Solo gli uccelli vedevan quella curiosità, ed è probabile che le capinere e le cingallegre del secolo scorso abbiano chiacchierato molto sul conto del signor presidente.
Il padiglione, costruito in pietra nello stile Mansart e decorato e ammobiliato nello stile Watteau, arcadico all'interno e antiquato all'esterno, murato da una triplice siepe di fiori, aveva qualche cosa di discreto, di civettuolo e solenne, come si conviene ad un capriccio dell'amore e della magistratura.

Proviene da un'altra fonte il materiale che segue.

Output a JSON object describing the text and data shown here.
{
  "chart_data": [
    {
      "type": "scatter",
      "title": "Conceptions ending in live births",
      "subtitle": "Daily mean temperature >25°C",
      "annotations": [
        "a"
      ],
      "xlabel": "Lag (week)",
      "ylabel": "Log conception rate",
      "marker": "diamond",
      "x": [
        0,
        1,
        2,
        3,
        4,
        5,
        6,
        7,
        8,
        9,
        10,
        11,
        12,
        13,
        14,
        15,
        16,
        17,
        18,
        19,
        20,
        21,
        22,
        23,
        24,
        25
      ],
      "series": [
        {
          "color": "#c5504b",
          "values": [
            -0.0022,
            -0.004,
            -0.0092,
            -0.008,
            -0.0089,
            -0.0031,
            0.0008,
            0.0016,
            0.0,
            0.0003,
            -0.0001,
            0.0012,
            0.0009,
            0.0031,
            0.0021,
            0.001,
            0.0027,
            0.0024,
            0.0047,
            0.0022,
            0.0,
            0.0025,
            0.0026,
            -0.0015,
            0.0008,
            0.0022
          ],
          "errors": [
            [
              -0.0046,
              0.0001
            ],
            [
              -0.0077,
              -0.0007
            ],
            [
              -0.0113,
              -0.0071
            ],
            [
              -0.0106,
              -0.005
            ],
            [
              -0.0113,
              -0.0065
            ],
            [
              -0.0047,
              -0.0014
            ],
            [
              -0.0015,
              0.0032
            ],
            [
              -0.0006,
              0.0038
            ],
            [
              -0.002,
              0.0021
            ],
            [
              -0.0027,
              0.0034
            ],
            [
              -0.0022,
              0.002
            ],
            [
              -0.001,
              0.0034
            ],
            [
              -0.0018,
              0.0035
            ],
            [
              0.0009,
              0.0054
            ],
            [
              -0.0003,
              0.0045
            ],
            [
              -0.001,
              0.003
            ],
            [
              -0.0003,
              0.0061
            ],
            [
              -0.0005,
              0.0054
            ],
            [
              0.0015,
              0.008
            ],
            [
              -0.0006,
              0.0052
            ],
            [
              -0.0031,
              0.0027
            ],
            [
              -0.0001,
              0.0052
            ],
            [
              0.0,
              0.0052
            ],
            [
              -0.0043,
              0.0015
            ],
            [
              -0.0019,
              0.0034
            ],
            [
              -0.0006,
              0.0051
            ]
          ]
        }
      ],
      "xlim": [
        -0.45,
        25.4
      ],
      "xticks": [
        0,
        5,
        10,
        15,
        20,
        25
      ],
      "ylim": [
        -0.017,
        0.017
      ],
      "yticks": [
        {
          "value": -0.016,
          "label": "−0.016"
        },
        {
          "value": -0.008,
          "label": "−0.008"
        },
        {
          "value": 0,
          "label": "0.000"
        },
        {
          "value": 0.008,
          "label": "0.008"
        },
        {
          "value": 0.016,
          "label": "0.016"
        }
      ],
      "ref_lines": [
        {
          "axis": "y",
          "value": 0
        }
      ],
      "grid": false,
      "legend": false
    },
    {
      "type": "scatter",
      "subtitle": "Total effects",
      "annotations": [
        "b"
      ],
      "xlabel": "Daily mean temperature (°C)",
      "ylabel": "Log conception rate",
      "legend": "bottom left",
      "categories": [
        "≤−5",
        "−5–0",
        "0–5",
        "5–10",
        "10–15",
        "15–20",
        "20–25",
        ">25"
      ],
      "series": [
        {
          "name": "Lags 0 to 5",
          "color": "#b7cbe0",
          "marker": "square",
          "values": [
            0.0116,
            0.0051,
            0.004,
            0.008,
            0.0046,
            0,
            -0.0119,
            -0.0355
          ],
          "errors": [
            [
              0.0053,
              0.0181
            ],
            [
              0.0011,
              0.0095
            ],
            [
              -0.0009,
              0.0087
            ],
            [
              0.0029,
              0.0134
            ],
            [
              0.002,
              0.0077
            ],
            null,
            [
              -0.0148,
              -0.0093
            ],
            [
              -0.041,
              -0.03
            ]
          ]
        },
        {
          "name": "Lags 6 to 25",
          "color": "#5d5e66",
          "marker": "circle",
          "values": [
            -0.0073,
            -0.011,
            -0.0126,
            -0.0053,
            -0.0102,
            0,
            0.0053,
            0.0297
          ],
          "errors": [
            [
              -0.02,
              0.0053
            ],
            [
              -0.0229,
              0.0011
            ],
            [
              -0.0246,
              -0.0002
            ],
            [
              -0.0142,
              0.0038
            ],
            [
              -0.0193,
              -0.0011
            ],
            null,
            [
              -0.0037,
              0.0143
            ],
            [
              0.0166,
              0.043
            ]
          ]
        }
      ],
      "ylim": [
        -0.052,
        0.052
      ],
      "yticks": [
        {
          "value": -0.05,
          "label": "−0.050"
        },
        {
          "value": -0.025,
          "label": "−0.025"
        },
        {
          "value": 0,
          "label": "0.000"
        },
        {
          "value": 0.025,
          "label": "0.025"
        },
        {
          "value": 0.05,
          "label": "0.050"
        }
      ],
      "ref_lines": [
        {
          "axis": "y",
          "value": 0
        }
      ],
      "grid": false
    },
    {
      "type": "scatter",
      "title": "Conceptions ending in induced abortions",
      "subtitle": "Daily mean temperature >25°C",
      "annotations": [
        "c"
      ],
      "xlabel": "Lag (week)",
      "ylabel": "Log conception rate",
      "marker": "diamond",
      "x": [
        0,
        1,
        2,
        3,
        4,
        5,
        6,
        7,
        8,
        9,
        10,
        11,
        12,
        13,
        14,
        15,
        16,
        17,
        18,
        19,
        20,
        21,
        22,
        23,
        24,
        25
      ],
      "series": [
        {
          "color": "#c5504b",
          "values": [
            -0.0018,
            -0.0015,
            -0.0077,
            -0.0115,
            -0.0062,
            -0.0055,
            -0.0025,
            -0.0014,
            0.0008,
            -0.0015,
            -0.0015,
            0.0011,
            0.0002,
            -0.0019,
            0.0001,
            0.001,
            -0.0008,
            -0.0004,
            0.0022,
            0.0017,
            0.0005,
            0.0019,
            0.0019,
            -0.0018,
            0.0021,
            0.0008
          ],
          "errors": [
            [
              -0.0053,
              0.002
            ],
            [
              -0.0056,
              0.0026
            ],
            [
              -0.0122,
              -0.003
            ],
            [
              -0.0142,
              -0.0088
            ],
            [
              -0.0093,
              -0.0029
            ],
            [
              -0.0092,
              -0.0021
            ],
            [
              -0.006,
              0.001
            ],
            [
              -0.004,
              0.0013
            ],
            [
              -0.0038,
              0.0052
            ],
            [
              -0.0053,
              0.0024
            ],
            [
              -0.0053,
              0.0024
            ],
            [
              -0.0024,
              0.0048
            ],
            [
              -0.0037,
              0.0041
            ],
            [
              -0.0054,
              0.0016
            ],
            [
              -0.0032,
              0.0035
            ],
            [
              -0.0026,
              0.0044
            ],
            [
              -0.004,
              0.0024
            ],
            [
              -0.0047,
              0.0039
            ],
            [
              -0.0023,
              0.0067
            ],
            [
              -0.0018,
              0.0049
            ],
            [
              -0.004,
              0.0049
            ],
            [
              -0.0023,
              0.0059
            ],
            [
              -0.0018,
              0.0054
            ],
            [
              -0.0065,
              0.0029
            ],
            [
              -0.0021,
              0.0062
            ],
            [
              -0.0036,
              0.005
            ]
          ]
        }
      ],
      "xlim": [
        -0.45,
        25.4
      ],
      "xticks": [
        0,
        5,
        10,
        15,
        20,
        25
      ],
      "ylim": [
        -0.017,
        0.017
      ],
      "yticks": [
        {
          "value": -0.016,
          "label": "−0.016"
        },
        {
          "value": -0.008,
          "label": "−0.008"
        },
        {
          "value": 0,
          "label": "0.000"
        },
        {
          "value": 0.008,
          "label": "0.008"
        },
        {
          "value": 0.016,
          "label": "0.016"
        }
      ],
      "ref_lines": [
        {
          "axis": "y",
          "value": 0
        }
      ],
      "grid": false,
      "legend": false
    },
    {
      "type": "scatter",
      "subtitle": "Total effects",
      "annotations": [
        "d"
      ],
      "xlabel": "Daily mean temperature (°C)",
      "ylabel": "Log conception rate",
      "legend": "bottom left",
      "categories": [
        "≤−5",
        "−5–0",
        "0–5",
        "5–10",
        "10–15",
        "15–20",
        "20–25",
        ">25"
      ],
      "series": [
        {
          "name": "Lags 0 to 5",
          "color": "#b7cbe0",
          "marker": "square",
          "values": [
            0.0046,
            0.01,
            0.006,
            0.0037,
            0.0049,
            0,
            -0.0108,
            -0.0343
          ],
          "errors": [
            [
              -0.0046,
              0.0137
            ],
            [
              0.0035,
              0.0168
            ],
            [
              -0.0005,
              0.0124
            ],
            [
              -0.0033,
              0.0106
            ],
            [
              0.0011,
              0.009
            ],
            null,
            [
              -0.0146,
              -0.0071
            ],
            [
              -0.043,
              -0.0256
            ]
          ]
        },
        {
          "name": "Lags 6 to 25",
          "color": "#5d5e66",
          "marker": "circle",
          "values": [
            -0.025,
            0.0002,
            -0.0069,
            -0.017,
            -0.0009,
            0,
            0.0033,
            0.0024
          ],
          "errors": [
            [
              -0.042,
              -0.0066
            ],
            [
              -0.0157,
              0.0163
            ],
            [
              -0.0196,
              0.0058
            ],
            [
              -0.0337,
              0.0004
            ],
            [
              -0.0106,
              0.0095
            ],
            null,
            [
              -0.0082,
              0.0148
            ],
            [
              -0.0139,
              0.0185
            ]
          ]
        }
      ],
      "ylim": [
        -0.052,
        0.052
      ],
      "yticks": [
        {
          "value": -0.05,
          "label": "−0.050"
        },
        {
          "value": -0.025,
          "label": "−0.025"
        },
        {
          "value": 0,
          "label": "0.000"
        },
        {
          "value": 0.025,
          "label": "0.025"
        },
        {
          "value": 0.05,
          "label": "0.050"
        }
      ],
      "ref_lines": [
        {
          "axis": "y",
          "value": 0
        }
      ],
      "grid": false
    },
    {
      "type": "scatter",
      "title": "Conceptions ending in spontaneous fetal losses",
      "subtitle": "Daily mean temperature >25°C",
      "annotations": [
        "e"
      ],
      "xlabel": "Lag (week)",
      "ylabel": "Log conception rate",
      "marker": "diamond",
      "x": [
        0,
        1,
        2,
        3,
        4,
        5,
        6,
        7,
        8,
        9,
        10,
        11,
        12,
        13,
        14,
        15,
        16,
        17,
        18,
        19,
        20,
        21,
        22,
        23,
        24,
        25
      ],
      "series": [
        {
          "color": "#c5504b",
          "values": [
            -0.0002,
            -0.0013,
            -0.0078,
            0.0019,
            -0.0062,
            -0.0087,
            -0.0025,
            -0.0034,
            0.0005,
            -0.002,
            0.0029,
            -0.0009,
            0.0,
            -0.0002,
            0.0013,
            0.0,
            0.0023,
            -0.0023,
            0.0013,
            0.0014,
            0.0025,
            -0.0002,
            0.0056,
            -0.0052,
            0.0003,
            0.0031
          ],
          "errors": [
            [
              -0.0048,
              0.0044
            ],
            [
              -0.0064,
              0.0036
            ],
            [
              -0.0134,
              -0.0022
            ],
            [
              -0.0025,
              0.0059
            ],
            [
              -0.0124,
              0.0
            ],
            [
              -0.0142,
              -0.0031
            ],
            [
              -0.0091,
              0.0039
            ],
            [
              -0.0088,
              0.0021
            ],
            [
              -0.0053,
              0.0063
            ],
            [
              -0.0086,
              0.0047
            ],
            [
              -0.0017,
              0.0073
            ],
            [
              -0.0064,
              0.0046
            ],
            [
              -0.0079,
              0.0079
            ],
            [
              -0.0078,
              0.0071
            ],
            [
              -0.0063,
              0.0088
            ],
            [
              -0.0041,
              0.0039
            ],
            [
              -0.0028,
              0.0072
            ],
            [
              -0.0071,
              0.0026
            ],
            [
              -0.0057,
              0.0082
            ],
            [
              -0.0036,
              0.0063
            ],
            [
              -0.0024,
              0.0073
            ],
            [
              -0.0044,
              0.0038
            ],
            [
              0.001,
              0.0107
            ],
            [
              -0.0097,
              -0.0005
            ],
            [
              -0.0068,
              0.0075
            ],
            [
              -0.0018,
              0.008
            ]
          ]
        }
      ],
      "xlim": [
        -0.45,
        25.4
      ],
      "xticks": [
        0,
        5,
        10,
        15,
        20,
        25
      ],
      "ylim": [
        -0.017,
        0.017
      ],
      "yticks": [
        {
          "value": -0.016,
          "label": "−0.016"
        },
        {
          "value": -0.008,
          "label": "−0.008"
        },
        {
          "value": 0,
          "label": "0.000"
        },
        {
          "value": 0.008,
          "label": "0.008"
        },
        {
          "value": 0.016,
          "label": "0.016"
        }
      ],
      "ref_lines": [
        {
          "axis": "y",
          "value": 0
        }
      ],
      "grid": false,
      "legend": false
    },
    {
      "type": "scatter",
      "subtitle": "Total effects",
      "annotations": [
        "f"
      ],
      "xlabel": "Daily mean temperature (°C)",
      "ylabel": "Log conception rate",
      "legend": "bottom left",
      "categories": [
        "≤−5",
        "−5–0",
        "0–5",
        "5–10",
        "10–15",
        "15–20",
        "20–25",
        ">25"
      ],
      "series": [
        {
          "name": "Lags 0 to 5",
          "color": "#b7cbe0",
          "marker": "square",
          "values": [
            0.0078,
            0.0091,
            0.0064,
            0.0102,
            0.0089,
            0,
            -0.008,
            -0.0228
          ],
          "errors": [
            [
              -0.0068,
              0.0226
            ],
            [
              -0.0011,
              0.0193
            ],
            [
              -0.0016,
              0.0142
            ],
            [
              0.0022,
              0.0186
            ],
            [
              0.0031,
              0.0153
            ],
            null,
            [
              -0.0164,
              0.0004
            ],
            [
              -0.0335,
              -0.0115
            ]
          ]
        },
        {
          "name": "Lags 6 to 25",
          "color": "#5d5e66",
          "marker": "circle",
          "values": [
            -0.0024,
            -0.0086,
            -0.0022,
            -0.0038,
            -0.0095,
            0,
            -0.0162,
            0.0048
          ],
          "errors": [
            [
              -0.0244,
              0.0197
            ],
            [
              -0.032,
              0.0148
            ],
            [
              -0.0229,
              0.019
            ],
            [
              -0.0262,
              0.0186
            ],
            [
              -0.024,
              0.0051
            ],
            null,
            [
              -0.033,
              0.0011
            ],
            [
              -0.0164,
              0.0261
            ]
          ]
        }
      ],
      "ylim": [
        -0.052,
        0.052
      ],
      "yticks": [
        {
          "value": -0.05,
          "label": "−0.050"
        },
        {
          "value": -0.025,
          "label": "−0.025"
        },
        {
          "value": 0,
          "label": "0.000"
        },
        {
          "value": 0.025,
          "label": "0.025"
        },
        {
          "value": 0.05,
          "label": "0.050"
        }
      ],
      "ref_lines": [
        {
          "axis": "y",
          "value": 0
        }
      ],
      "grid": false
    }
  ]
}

Quella casa e quel corridoio, oggi scomparsi, esistevano ancora una quindicina d'anni fa. Nel '93 un calderaio aveva comperato la casa per demolirla; ma non avendone potuto pagare il prezzo, la nazione lo fece fallire, di modo che la casa demolì il calderaio. In seguito rimase disabitata e cadde lentamente in rovina, come tutte le abitazioni alle quali la presenza dell'uomo non comunichi più la vita. Era rimasta ammobiliata del suo vecchio mobilio e sempre da vendere o da affittare, e le dieci o dodici persone che passano ogni anno da via Plumet ne erano avvertite da un cartello ingiallito e illeggibile, appeso alla cancellata del giardino dal 1810.
Verso la fine della restaurazione, quegli stessi passanti poterono notare come il cartello fosse scomparso e le imposte del primo piano perfino aperte. La casa, infatti, era occupata; e le finestre avevano le tendine, segno che v'era una donna.
Nell'ottobre del 1829, un uomo d'una certa età s'era presentato e aveva preso in affitto la casa come stava, compresovi, si capisce, il fabbricato retrostante e il corridoio che faceva capo in via Babilonia.